Face au rouleau compresseur trumpien, l’Union européenne donne des signes inquiétants de désorientation diplomatique : plusieurs États-membres dirigés par des populistes nationalistes reprennent désormais une partie de l’agenda de Donald Trump et jouent leur propre partition, quitte à donner l’impression que l’UE négocie avec Washington comme on marchande un kebab à 4h du matin : en tremblant, mais avec conviction.
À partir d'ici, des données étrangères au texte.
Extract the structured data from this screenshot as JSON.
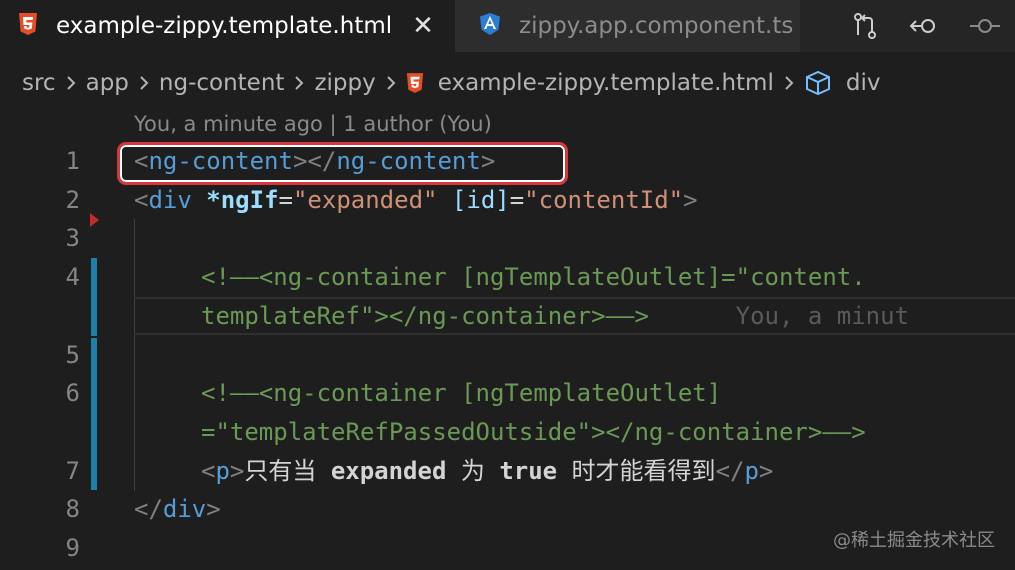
{
  "tabs": [
    {
      "label": "example-zippy.template.html",
      "icon": "html5-icon",
      "active": true
    },
    {
      "label": "zippy.app.component.ts",
      "icon": "angular-icon",
      "active": false
    }
  ],
  "toolbar": [
    "git-compare-icon",
    "go-back-icon",
    "go-forward-icon"
  ],
  "breadcrumb": {
    "items": [
      "src",
      "app",
      "ng-content",
      "zippy"
    ],
    "file": "example-zippy.template.html",
    "symbol": "div"
  },
  "blame": {
    "lens": "You, a minute ago | 1 author (You)",
    "inline": "You, a minut"
  },
  "gutter": {
    "line_numbers": [
      "1",
      "2",
      "3",
      "4",
      "5",
      "6",
      "7",
      "8",
      "9"
    ]
  },
  "code": {
    "l1": {
      "open_lt": "<",
      "tag": "ng-content",
      "gt": ">",
      "close_lt": "</",
      "close_tag": "ng-content",
      "close_gt": ">"
    },
    "l2": {
      "lt": "<",
      "tag": "div",
      "dir": "*ngIf",
      "eq1": "=",
      "val1": "\"expanded\"",
      "bind": "[id]",
      "eq2": "=",
      "val2": "\"contentId\"",
      "gt": ">"
    },
    "l4a": "<!——<ng-container [ngTemplateOutlet]=\"content.",
    "l4b": "templateRef\"></ng-container>——>",
    "l6a": "<!——<ng-container [ngTemplateOutlet]",
    "l6b": "=\"templateRefPassedOutside\"></ng-container>——>",
    "l7": {
      "lt": "<",
      "tag": "p",
      "gt": ">",
      "t1": "只有当 ",
      "b1": "expanded",
      "t2": " 为 ",
      "b2": "true",
      "t3": " 时才能看得到",
      "close_lt": "</",
      "close_tag": "p",
      "close_gt": ">"
    },
    "l8": {
      "close_lt": "</",
      "close_tag": "div",
      "close_gt": ">"
    }
  },
  "watermark": "@稀土掘金技术社区",
  "colors": {
    "accent_git": "#1b81a8",
    "highlight_box": "#d8363d",
    "html5": "#e44d26",
    "angular": "#2a7fd4"
  }
}
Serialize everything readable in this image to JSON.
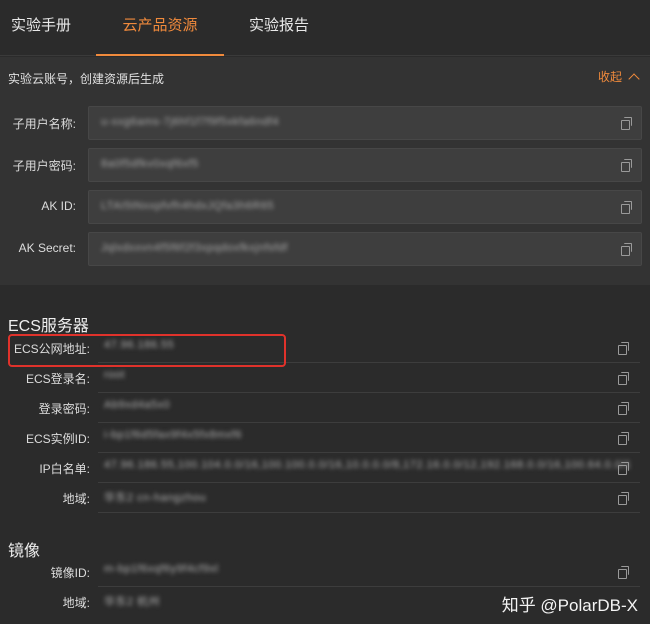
{
  "tabs": [
    {
      "label": "实验手册",
      "active": false
    },
    {
      "label": "云产品资源",
      "active": true
    },
    {
      "label": "实验报告",
      "active": false
    }
  ],
  "account": {
    "header": "实验云账号，创建资源后生成",
    "collapse_label": "收起",
    "fields": [
      {
        "label": "子用户名称:",
        "value": "u-xxg6ams-7j6hf1f7f9f5xkfa6ndf4"
      },
      {
        "label": "子用户密码:",
        "value": "8a0f5dfkv0xqf6xf5"
      },
      {
        "label": "AK ID:",
        "value": "LTAI5tNxxpfvfh4hdxJQfa3h6R65"
      },
      {
        "label": "AK Secret:",
        "value": "Jqlxdxxvn4f5f6f2f3xpqdoxfkxjnfsfdf"
      }
    ]
  },
  "ecs": {
    "title": "ECS服务器",
    "fields": [
      {
        "label": "ECS公网地址:",
        "value": "47.96.186.55"
      },
      {
        "label": "ECS登录名:",
        "value": "root"
      },
      {
        "label": "登录密码:",
        "value": "Ab9xd4a5x0"
      },
      {
        "label": "ECS实例ID:",
        "value": "i-bp1f6d5fax9f4x5fx8mxf6"
      },
      {
        "label": "IP白名单:",
        "value": "47.96.186.55,100.104.0.0/16,100.100.0.0/16,10.0.0.0/8,172.16.0.0/12,192.168.0.0/16,100.64.0.0/10"
      },
      {
        "label": "地域:",
        "value": "华东2 cn-hangzhou"
      }
    ]
  },
  "image": {
    "title": "镜像",
    "fields": [
      {
        "label": "镜像ID:",
        "value": "m-bp1f6xqf6y9f4cf9xl"
      },
      {
        "label": "地域:",
        "value": "华东2 杭州"
      }
    ]
  },
  "watermark": "知乎 @PolarDB-X",
  "colors": {
    "accent": "#f08a3c",
    "highlight": "#e0322b"
  }
}
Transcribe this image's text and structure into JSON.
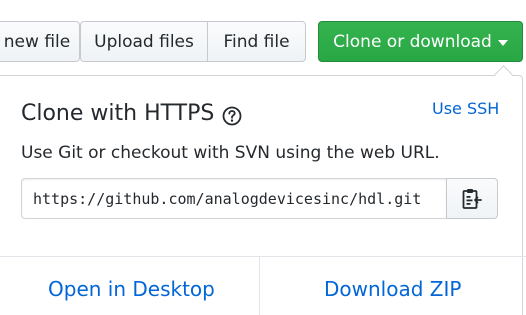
{
  "toolbar": {
    "new_file_label": "new file",
    "upload_files_label": "Upload files",
    "find_file_label": "Find file",
    "clone_label": "Clone or download"
  },
  "clone_panel": {
    "title": "Clone with HTTPS",
    "use_ssh_label": "Use SSH",
    "description": "Use Git or checkout with SVN using the web URL.",
    "url_value": "https://github.com/analogdevicesinc/hdl.git",
    "open_desktop_label": "Open in Desktop",
    "download_zip_label": "Download ZIP"
  },
  "colors": {
    "primary_green": "#28a745",
    "link_blue": "#0366d6",
    "border_gray": "#d1d5da"
  },
  "icons": {
    "help": "question-circle-icon",
    "copy": "clipboard-icon",
    "dropdown": "caret-down-icon"
  }
}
Selon nos informations exclusives, un sommet d’urgence a même envisagé une réforme structurelle : remplacer le Service européen pour l’action extérieure par un groupe WhatsApp intitulé « U.S. Plz Be Nice ». « On est plus réactifs. Et puis les stickers, ça humanise la diplomatie », assure Pascaline V., conseillère auprès d’un ministère, qui admet néanmoins que le dernier communiqué commun a été envoyé sous forme de GIF de drapeau européen en feu.
« La France est-elle encore capable de dire non, sans demander d’abord l’autorisation de dire non ? »
Les experts s’accordent à dire que la situation s’aggrave : d’après une étude de l’Institut Européen du Bon Sens Populaire (IEBSP), 73% des Européens confondraient désormais « souveraineté » et « se mettre d’accord pour être d’accord avec l’Amérique ». Jean-Marc, retraité du Var et ancien spécialiste autoproclamé en géopolitique de terrasse, se dit soulagé : « Avant, l’Europe parlait de valeurs. Maintenant, elle parle comme un oncle au barbecue. On retrouve enfin la France d’avant, celle où on disait des choses définitives sans avoir lu le dossier. »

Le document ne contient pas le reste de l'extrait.